Emmanuel Macron décide de ne pas diffuser le discours déjà enregistré. « Heureusement que ce discours n’a pas été diffusé, se réjouit Christophe Jakubyszyn. C’était pas un très bon discours, trop long, très ennuyeux. Donc, quelque part, oui, c’est un mal pour un bien. » L’incendie de Notre-Dame, un mal pour un bien ? Je commence à croire que Nicolas Dupont-Aignan avait raison quand il disait que la cathédrale avait été victime d’un attentat. Sauf que ce n’était pas un complot islamiste mais gouvernemental. « Si le discours avait été diffusé, je ne suis pas sûr que la crise des Gilets jaunes aurait eu la même issue. » Une heureuse issue. « Notre-Dame occupe l’actualité pendant dix jours, reprend la voix off. Le mouvement des Gilets jaunes est éclipsé. » Ça valait le coup de mettre le feu au monument. « Le président voulait en finir avec la crise, le destin l’a aidé à tourner la page après cinq mois qui l’ont marqué à vif. » A vif ? Il a perdu un œil, une main ?

Le film effectue un saut temporel dans la « crise sans précédent dans l’histoire de la Ve République ». Direction « Buenos Aires, la capitale du monde hispanophone ». Ah bon, depuis quand ? Et Mexico, et Bogota, et Madrid ? « Ce 28 novembre 2018, il flotte comme un parfum d’été. » Peut-être parce que, dans l’hémisphère Sud, c’est la fin du printemps. Emmanuel Macron vient participer au sommet du G20. Trois jours plus tard, « il est 11 heures à Paris, l’acte 3 des Gilets jaunes dégénère ». Cécile Amar, autrice d’un livre, témoigne : « Y a des gens qui lui envoient des images de BFM. » Tu crois être tranquille, à l’autre bout du monde, loin des chaînes info franchouillardes et voilà qu’on te balance des images de BFMTV.

David Revault d’Allonnes, du JDD, l’organe officiel de la Macronie, révèle : « Le chef de l’État réalise que le pays est au bord de la révolution. » Il doit être aux anges, lui qui a intitulé Révolution le livre de sa campagne…

Retour en arrière, début novembre. Cécile Amar raconte la réaction du président au succès de la vidéo de Jacline Mouraud. « Il interpelle ses collaborateurs en leur disant : “Mais qu’est-ce que c’est que ce truc ? Elle fait 5 millions de vues, il faut répondre !” Donc lui il voit qu’il faut répondre. » Il est aussi clairvoyant que Ségolène Royal. « Autour de lui, y a que gens qui disent : “Nan mais c’est rien du tout cette vidéo.” » Maudit entourage. C’est parce que le président a été mal conseillé qu’est né le mouvement des Gilets jaunes. Zoom sur « ceux qui l’ont accompagné pendant sa campagne et pendant sa première année à l’Elysée », l’éditorialiste Michaël Darmon confie : « Ils sont très contents d’eux-mêmes. » Maudits « mormons ». Un ex-conseiller, Sylvain Séjourné, confirme : « Personne voit venir un mouvement social d’importance. » Sauf le président (et Ségolène Royal). « Evidemment y a une grogne. » Normal, ce sont des animaux sauvages. « Mais on laisse passer les choses… » Contre l’avis du président.

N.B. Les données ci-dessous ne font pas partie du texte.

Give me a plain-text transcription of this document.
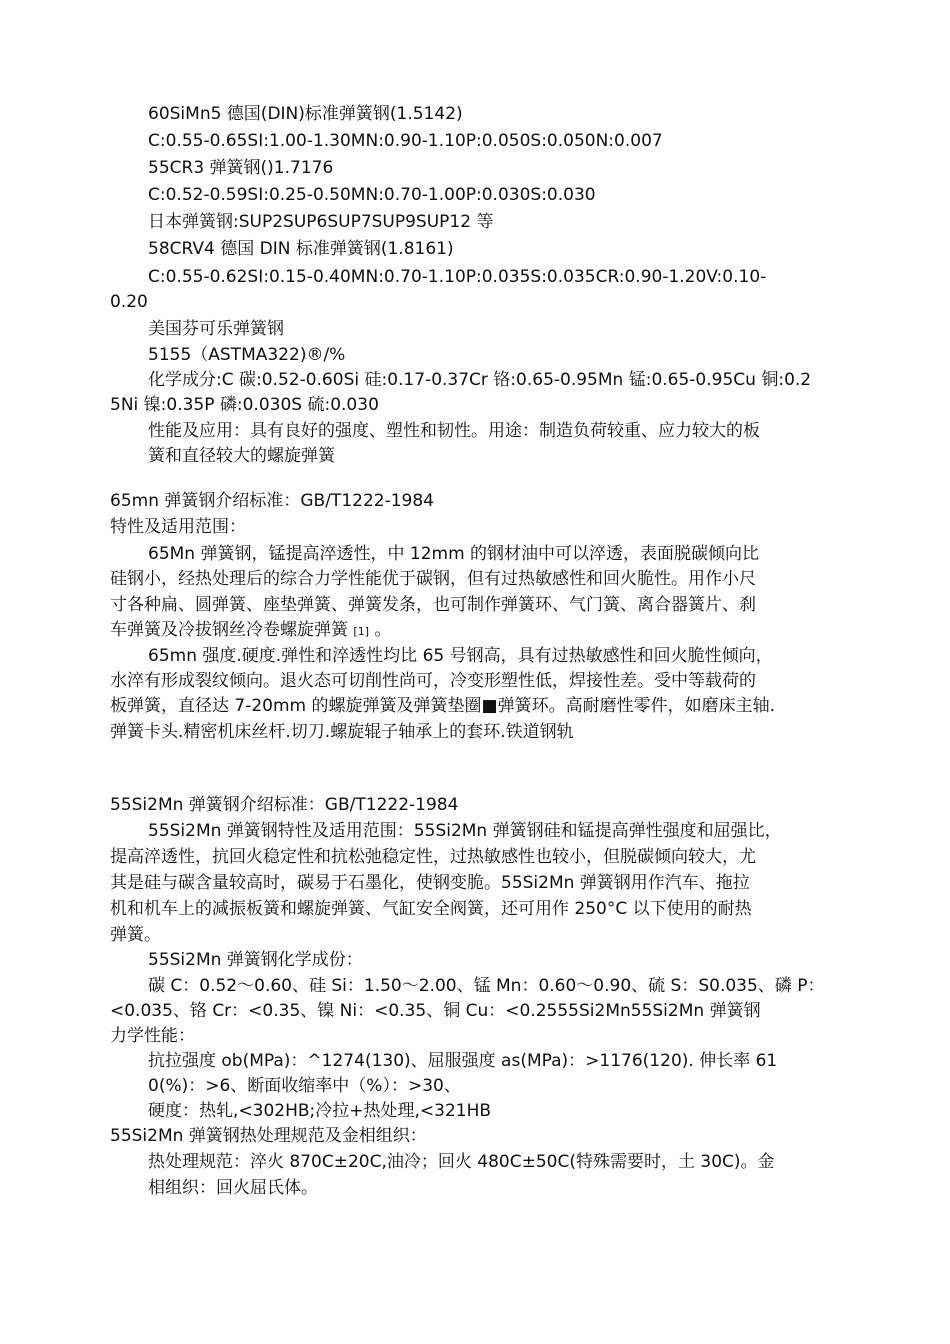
60SiMn5 德国(DIN)标准弹簧钢(1.5142)
C:0.55-0.65SI:1.00-1.30MN:0.90-1.10P:0.050S:0.050N:0.007
55CR3 弹簧钢()1.7176
C:0.52-0.59SI:0.25-0.50MN:0.70-1.00P:0.030S:0.030
日本弹簧钢:SUP2SUP6SUP7SUP9SUP12 等
58CRV4 德国 DIN 标准弹簧钢(1.8161)
C:0.55-0.62SI:0.15-0.40MN:0.70-1.10P:0.035S:0.035CR:0.90-1.20V:0.10-
0.20
美国芬可乐弹簧钢
5155（ASTMA322)®/%
化学成分:C 碳:0.52-0.60Si 硅:0.17-0.37Cr 铬:0.65-0.95Mn 锰:0.65-0.95Cu 铜:0.2
5Ni 镍:0.35P 磷:0.030S 硫:0.030
性能及应用：具有良好的强度、塑性和韧性。用途：制造负荷较重、应力较大的板
簧和直径较大的螺旋弹簧
65mn 弹簧钢介绍标准：GB/T1222-1984
特性及适用范围：
65Mn 弹簧钢，锰提高淬透性，中 12mm 的钢材油中可以淬透，表面脱碳倾向比
硅钢小，经热处理后的综合力学性能优于碳钢，但有过热敏感性和回火脆性。用作小尺
寸各种扁、圆弹簧、座垫弹簧、弹簧发条，也可制作弹簧环、气门簧、离合器簧片、刹
车弹簧及冷拔钢丝冷卷螺旋弹簧 [1] 。
65mn 强度.硬度.弹性和淬透性均比 65 号钢高，具有过热敏感性和回火脆性倾向，
水淬有形成裂纹倾向。退火态可切削性尚可，冷变形塑性低，焊接性差。受中等载荷的
板弹簧，直径达 7-20mm 的螺旋弹簧及弹簧垫圈■弹簧环。高耐磨性零件，如磨床主轴.
弹簧卡头.精密机床丝杆.切刀.螺旋辊子轴承上的套环.铁道钢轨
55Si2Mn 弹簧钢介绍标准：GB/T1222-1984
55Si2Mn 弹簧钢特性及适用范围：55Si2Mn 弹簧钢硅和锰提高弹性强度和屈强比，
提高淬透性，抗回火稳定性和抗松弛稳定性，过热敏感性也较小，但脱碳倾向较大，尤
其是硅与碳含量较高时，碳易于石墨化，使钢变脆。55Si2Mn 弹簧钢用作汽车、拖拉
机和机车上的减振板簧和螺旋弹簧、气缸安全阀簧，还可用作 250°C 以下使用的耐热
弹簧。
55Si2Mn 弹簧钢化学成份：
碳 C：0.52〜0.60、硅 Si：1.50〜2.00、锰 Mn：0.60〜0.90、硫 S：S0.035、磷 P：
<0.035、铬 Cr：<0.35、镍 Ni：<0.35、铜 Cu：<0.2555Si2Mn55Si2Mn 弹簧钢
力学性能：
抗拉强度 ob(MPa)：^1274(130)、屈服强度 as(MPa)：>1176(120). 伸长率 61
0(%)：>6、断面收缩率中（%）：>30、
硬度：热轧,<302HB;冷拉+热处理,<321HB
55Si2Mn 弹簧钢热处理规范及金相组织：
热处理规范：淬火 870C±20C,油冷；回火 480C±50C(特殊需要时，土 30C)。金
相组织：回火屈氏体。
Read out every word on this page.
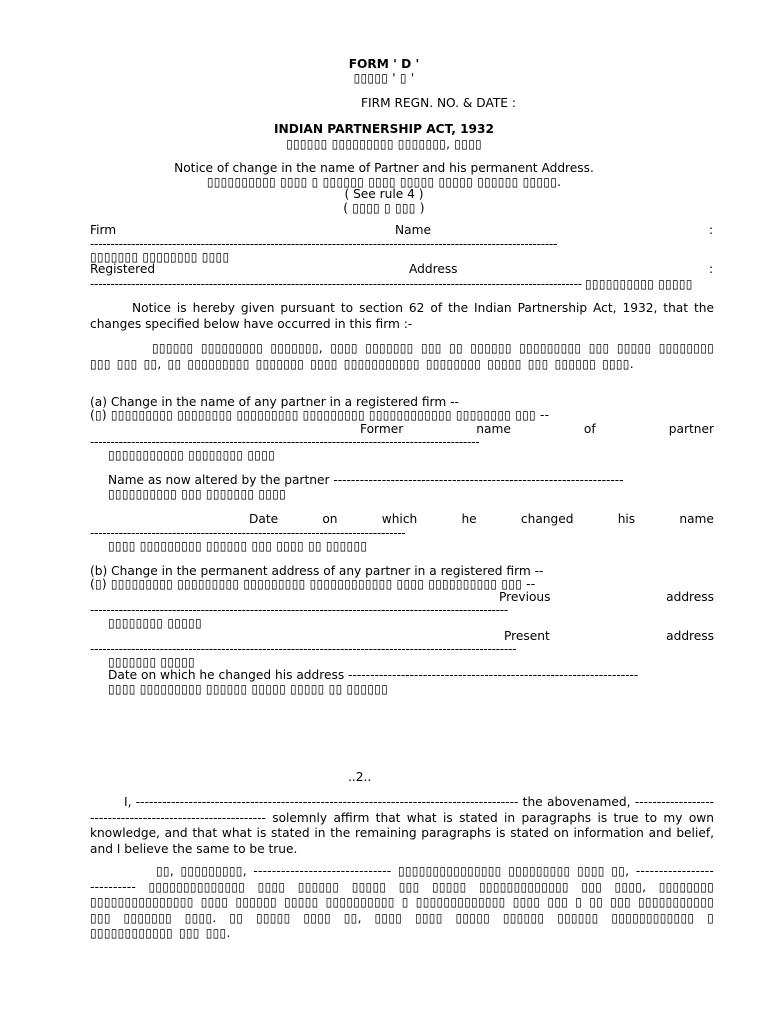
FORM ' D '
▯▯▯▯▯ ' ▯ '
FIRM REGN. NO. & DATE :
INDIAN PARTNERSHIP ACT, 1932
▯▯▯▯▯▯ ▯▯▯▯▯▯▯▯▯ ▯▯▯▯▯▯▯, ▯▯▯▯
Notice of change in the name of Partner and his permanent Address.
▯▯▯▯▯▯▯▯▯▯ ▯▯▯▯ ▯ ▯▯▯▯▯▯ ▯▯▯▯ ▯▯▯▯▯ ▯▯▯▯▯ ▯▯▯▯▯▯ ▯▯▯▯▯.
( See rule 4 )
( ▯▯▯▯ ▯ ▯▯▯ )
Firm	Name	:
------------------------------------------------------------------------------------------------------------------
▯▯▯▯▯▯▯ ▯▯▯▯▯▯▯▯ ▯▯▯▯
Registered	Address	:
------------------------------------------------------------------------------------------------------------------------ ▯▯▯▯▯▯▯▯▯▯ ▯▯▯▯▯
Notice is hereby given pursuant to section 62 of the Indian Partnership Act, 1932, that the changes specified below have occurred in this firm :-
▯▯▯▯▯▯ ▯▯▯▯▯▯▯▯▯ ▯▯▯▯▯▯▯, ▯▯▯▯ ▯▯▯▯▯▯▯ ▯▯▯ ▯▯ ▯▯▯▯▯▯ ▯▯▯▯▯▯▯▯▯ ▯▯▯ ▯▯▯▯▯ ▯▯▯▯▯▯▯▯ ▯▯▯ ▯▯▯ ▯▯, ▯▯ ▯▯▯▯▯▯▯▯▯ ▯▯▯▯▯▯▯ ▯▯▯▯ ▯▯▯▯▯▯▯▯▯▯▯ ▯▯▯▯▯▯▯▯ ▯▯▯▯▯ ▯▯▯ ▯▯▯▯▯▯ ▯▯▯▯.
(a) Change in the name of any partner in a registered firm --
(▯) ▯▯▯▯▯▯▯▯▯ ▯▯▯▯▯▯▯▯ ▯▯▯▯▯▯▯▯▯ ▯▯▯▯▯▯▯▯▯ ▯▯▯▯▯▯▯▯▯▯▯▯ ▯▯▯▯▯▯▯▯ ▯▯▯ --
Former	name	of	partner
-----------------------------------------------------------------------------------------------
▯▯▯▯▯▯▯▯▯▯▯ ▯▯▯▯▯▯▯▯ ▯▯▯▯
Name as now altered by the partner ------------------------------------------------------------------
▯▯▯▯▯▯▯▯▯▯ ▯▯▯ ▯▯▯▯▯▯▯ ▯▯▯▯
Date	on	which	he	changed	his	name
-----------------------------------------------------------------------------
▯▯▯▯ ▯▯▯▯▯▯▯▯▯ ▯▯▯▯▯▯ ▯▯▯ ▯▯▯▯ ▯▯ ▯▯▯▯▯▯
(b) Change in the permanent address of any partner in a registered firm --
(▯) ▯▯▯▯▯▯▯▯▯ ▯▯▯▯▯▯▯▯▯ ▯▯▯▯▯▯▯▯▯ ▯▯▯▯▯▯▯▯▯▯▯▯ ▯▯▯▯ ▯▯▯▯▯▯▯▯▯▯ ▯▯▯ --
Previous	address
------------------------------------------------------------------------------------------------------
▯▯▯▯▯▯▯▯ ▯▯▯▯▯
Present	address
--------------------------------------------------------------------------------------------------------
▯▯▯▯▯▯▯ ▯▯▯▯▯
Date on which he changed his address ------------------------------------------------------------------
▯▯▯▯ ▯▯▯▯▯▯▯▯▯ ▯▯▯▯▯▯ ▯▯▯▯▯ ▯▯▯▯▯ ▯▯ ▯▯▯▯▯▯
..2..
I, --------------------------------------------------------------------------------------- the abovenamed, ---------------------------------------------------------- solemnly affirm that what is stated in paragraphs is true to my own knowledge, and that what is stated in the remaining paragraphs is stated on information and belief, and I believe the same to be true.
▯▯, ▯▯▯▯▯▯▯▯▯, ------------------------------ ▯▯▯▯▯▯▯▯▯▯▯▯▯▯▯ ▯▯▯▯▯▯▯▯▯ ▯▯▯▯ ▯▯, --------------------------- ▯▯▯▯▯▯▯▯▯▯▯▯▯▯ ▯▯▯▯ ▯▯▯▯▯▯ ▯▯▯▯▯ ▯▯▯ ▯▯▯▯▯ ▯▯▯▯▯▯▯▯▯▯▯▯▯ ▯▯▯ ▯▯▯▯, ▯▯▯▯▯▯▯▯ ▯▯▯▯▯▯▯▯▯▯▯▯▯▯▯ ▯▯▯▯ ▯▯▯▯▯▯ ▯▯▯▯▯ ▯▯▯▯▯▯▯▯▯▯ ▯ ▯▯▯▯▯▯▯▯▯▯▯▯▯ ▯▯▯▯ ▯▯▯ ▯ ▯▯ ▯▯▯ ▯▯▯▯▯▯▯▯▯▯▯ ▯▯▯ ▯▯▯▯▯▯▯ ▯▯▯▯. ▯▯ ▯▯▯▯▯ ▯▯▯▯ ▯▯, ▯▯▯▯ ▯▯▯▯ ▯▯▯▯▯ ▯▯▯▯▯▯ ▯▯▯▯▯▯ ▯▯▯▯▯▯▯▯▯▯▯▯ ▯ ▯▯▯▯▯▯▯▯▯▯▯▯ ▯▯▯ ▯▯▯.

« Dix jours après la première manifestation, l’assurance d’Emmanuel Macron commence à se fissurer. » Dix jours après la manif du 17 novembre, c’est le 27. Comme dans ses autres récits rétrospectifs, BFMTV occulte totalement la journée du samedi 24 novembre. C’est pourtant là que tout a basculé, quand les manifestants, pacifiquement massés en bas des Champs-Elysées se sont faits charger et inonder de gaz lacrymogène, ce qui les amène à se défendre en dressant des barricades enflammées. Sur le moment, Ruth Elkrief en était pourtant bouleversée, affolée que les images de la plus belle avenue de monde en feu fassent le tour du globe… Bref, sans cette journée du 24 novembre, et l’initiative de réprimer violemment les Gilets jaunes, ils ne seraient pas revenus la semaine suivante avec, pour certains, l’intention d’en découdre et, pour beaucoup, la volonté de ne pas se laisser faire.

Donc, ce 27 novembre, lors de sa conférence de presse sur le climat, « le président est sur le point d’accepter ce que réclament les Gilets jaunes ». « L’intuition du président, dévoile François Bayrou, c’était qu’il fallait agir sur la taxe tout de suite. » Formidable intuition. « Mais à la dernière minute, Emmanuel Macron supprime la phrase de son discours. » Allons bon. « Pourquoi cette volte-face ? Pour François Bayrou, le président s’est laissé convaincre par ceux qu’on appelle les “technos”. » Encore un coup de son aveugle entourage. « Leur logique, explique François Bayrou, c’est qu’il fallait tenir bon. » Résultat, le mouvement des Gilets jaunes a tenu bon. « Emmanuel Macron comprend qu’il faut peut-être lever le pied, envoyer des signaux pour faire baisser la tension, confirme Michaël Darmon. Et il y a Edouard Philippe qui veut continuer sur la ligne. » La crise des Gilets jaunes, c’est aussi la faute du Premier ministre. Emmanuel Macron, lui, n’y est vraiment pour rien.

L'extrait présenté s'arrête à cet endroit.